Originally Posted by the
(Post 3594088)
OK, here's some things I've seen done and issues I've seen considered. I'm not recommending them, but I've seen it done.
1. With everything guaranteed, a bky isn't going to bail you out. They will ignore the bky carcass and come after each of you individually on the guaranteed debt.
2. Therefore, before a bky is filed, many people find it beneficial if the corporate assets are used in a way that pays down the guaranteed debt. In some order of priority where the largest and/or most aggressive creditors are paid first. (Usually "largest" = "most aggressive"). In a bky, unsecured/unguaranteed creditors have almost no rights and usually just go away. In the event that certain creditors (i.e. those holding guarantees) are paid down before others in a bky, it is best if those payments are made at least 91 days before the bky is filed, as they are outside of the "preference" period. All payments made in the 90 days before the filing will be very carefully analyzed, and if they are not in the "ordinary course" and are large enough, the creditor may be sued by the bky trustee and have to give those payments back (of course, they will then seek recovery of those lost payments from the guarantors).
3. In the event a bky is filed, and the case is administered in any way (in other words, it isn't a simple no asset case - yours probably would be an asset case with a trustee appointed) payments to any company insiders are going to be very carefully analyzed, ESP. payments within a year of the filing of the bky. Payments made to insiders outside a year are outside the "preferential payment" period.
4. The biggest issue is going to be the lease. $70K per year is substantial, and the landlord is going to come after the company for it if you close down, and look to the guarantors if the co. files bky. That's a very difficult issue.
5. While the biz is operational, try not to let on to your creditors that you are having difficulties. That may make them nervous and make them seek legal advice. If they sense there is going to be a run on you, they will want to be the first creditor to strike, while assets are there to pay them. I've seen lots of biz's make this mistake, and it has hastened their demise. Some of your contracts may have "insecurity" provisions, where if they feel insecure because of your condition, they can make demands on you. Or, even if they don't have that in the contract, they can choose to strike fast on any minor default, if they are feeling insecure. Always remember, your creditor are going to look after their interests first, esp. if they talk to a lawyer.
6. If the biz goes down, and creditors start coming after the guarantors, one of the first things they are going to do is a collection analysis. That will determine how hard they come. For instance, if a person has no assets and moved to mexico, a creditor a lot of time would just write the debt off, or get a default judgment and stick it in a drawer. If a person has a $1 million house owned outright, the creditor is going to be on them like glue.
In a collection analysis, the first thing they will do is a real property search. Real property is the easiest to collect on.
The other thing they will look at is the financials you submitted to them. But a lot of creditors find that when a business has been struggling for a couple of years, the owners have had to use up a lot of their assets, and the stuff that was on their financials is unfortunately gone.

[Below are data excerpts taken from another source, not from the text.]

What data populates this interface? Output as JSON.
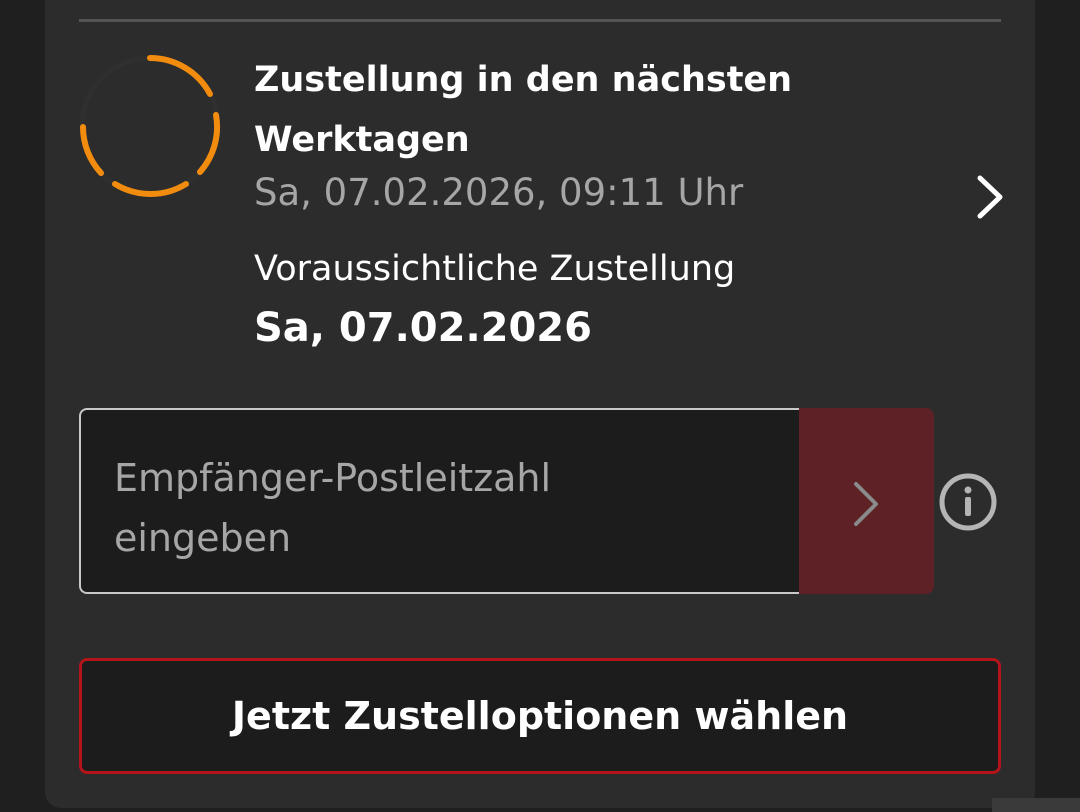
{
  "status": {
    "title": "Zustellung in den nächsten Werktagen",
    "timestamp": "Sa, 07.02.2026, 09:11 Uhr",
    "ring_icon": "progress-ring-icon",
    "ring_color": "#f28c0f"
  },
  "estimated_delivery": {
    "label": "Voraussichtliche Zustellung",
    "date": "Sa, 07.02.2026"
  },
  "zip_entry": {
    "placeholder": "Empfänger-Postleitzahl eingeben",
    "submit_icon": "chevron-right-icon",
    "info_icon": "info-icon"
  },
  "cta": {
    "label": "Jetzt Zustelloptionen wählen",
    "border_color": "#b3141c"
  }
}
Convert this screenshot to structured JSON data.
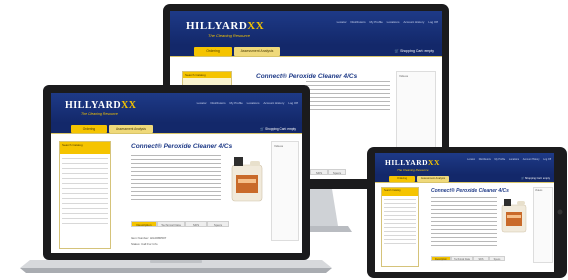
{
  "site": {
    "logo_text": "HILLYARD",
    "logo_mark": "XX",
    "tagline": "The Cleaning Resource",
    "top_links": [
      "Locator",
      "Distributors",
      "My Profile",
      "Locations",
      "Account History",
      "Log Off"
    ],
    "nav_tabs": [
      "Ordering",
      "Assessment Analysis"
    ],
    "cart_label": "Shopping Cart: empty",
    "sidebar_title": "Search Catalog",
    "product_title": "Connect® Peroxide Cleaner 4/Cs",
    "right_panel_label": "Videos",
    "detail_tabs": [
      "Description",
      "Technical Data",
      "SDS",
      "Specs"
    ],
    "item_label": "Item Number: HIL0080507",
    "price_label": "Status: Call For Info"
  }
}
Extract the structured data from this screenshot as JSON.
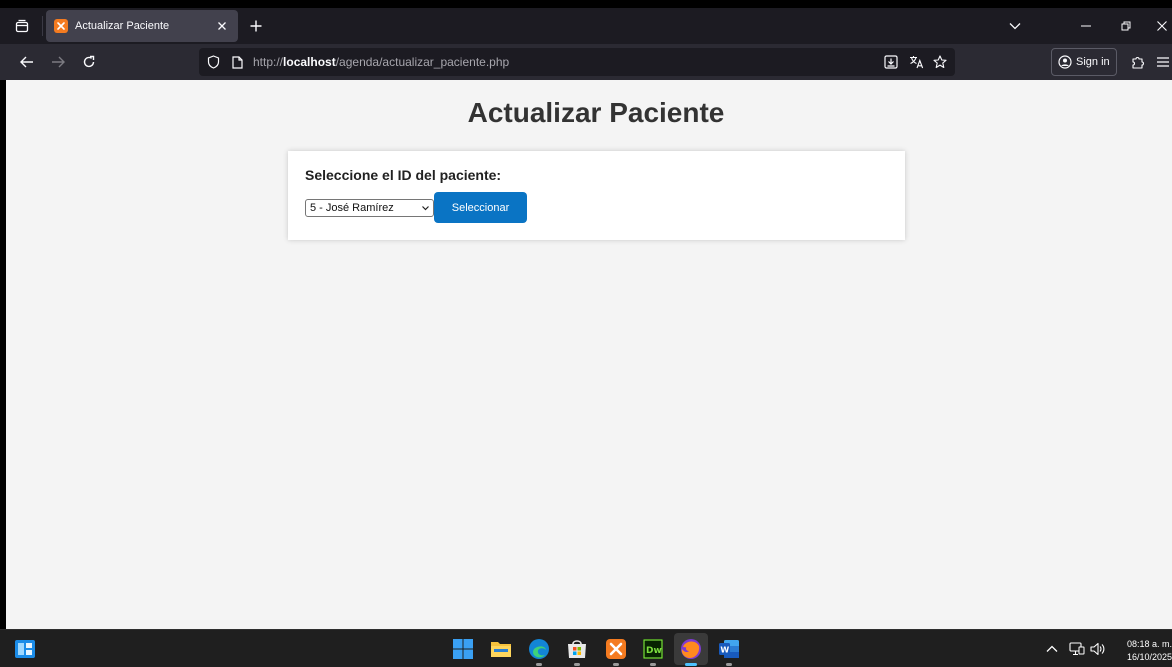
{
  "browser": {
    "tab": {
      "title": "Actualizar Paciente"
    },
    "url": {
      "scheme": "http://",
      "host": "localhost",
      "path": "/agenda/actualizar_paciente.php"
    },
    "signin_label": "Sign in"
  },
  "page": {
    "title": "Actualizar Paciente",
    "form": {
      "label": "Seleccione el ID del paciente:",
      "selected_option": "5 - José Ramírez",
      "submit_label": "Seleccionar"
    }
  },
  "taskbar": {
    "apps": [
      "windows-start",
      "file-explorer",
      "edge",
      "microsoft-store",
      "xampp",
      "dreamweaver",
      "firefox",
      "word"
    ],
    "active_app": "firefox",
    "time": "08:18 a. m.",
    "date": "16/10/2025"
  },
  "colors": {
    "accent_button": "#0a74c4",
    "page_background": "#f4f4f4",
    "tab_strip": "#1c1b22",
    "nav_bar": "#2b2a33"
  }
}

If for some reason a guarantor were to transfer their real property to a relative, that is usually a mistake, esp. if it was done while a business was struggling. That is looked at as a fraudulent conveyance, and can be undone by the court. But, sometimes creditors are unlucky, and the guarantor sold the property to a legit third person (a bona fide purchaser) who has nothing to do with the guarantor. Nobody could ever take the property from that person. The only thing the creditor could do is try to track down and recover from the sale proceeds (i.e., the cash). Cash is very often difficult to track down. Most creditors usually find that the guarantor doesn't just have it sitting in a bank account waiting to be levied on. In fact, it is usually gone, used up in living expenses and the costs of running the business.
If the biz goes sideways, and creditors come after the guarantors, the matters are much easier to settle, and creditors pursue less, when there are no assets to come after. Keep in mind that a creditor, esp. one that gets a judgment or a provisional remedy, has a lot of rights, including the right to do debtor examination, which includes subpoening banks for account records, etc.
These are just some of the things I've seen in the past. There are a lot if issues involved, as I'm sure you can begin to see.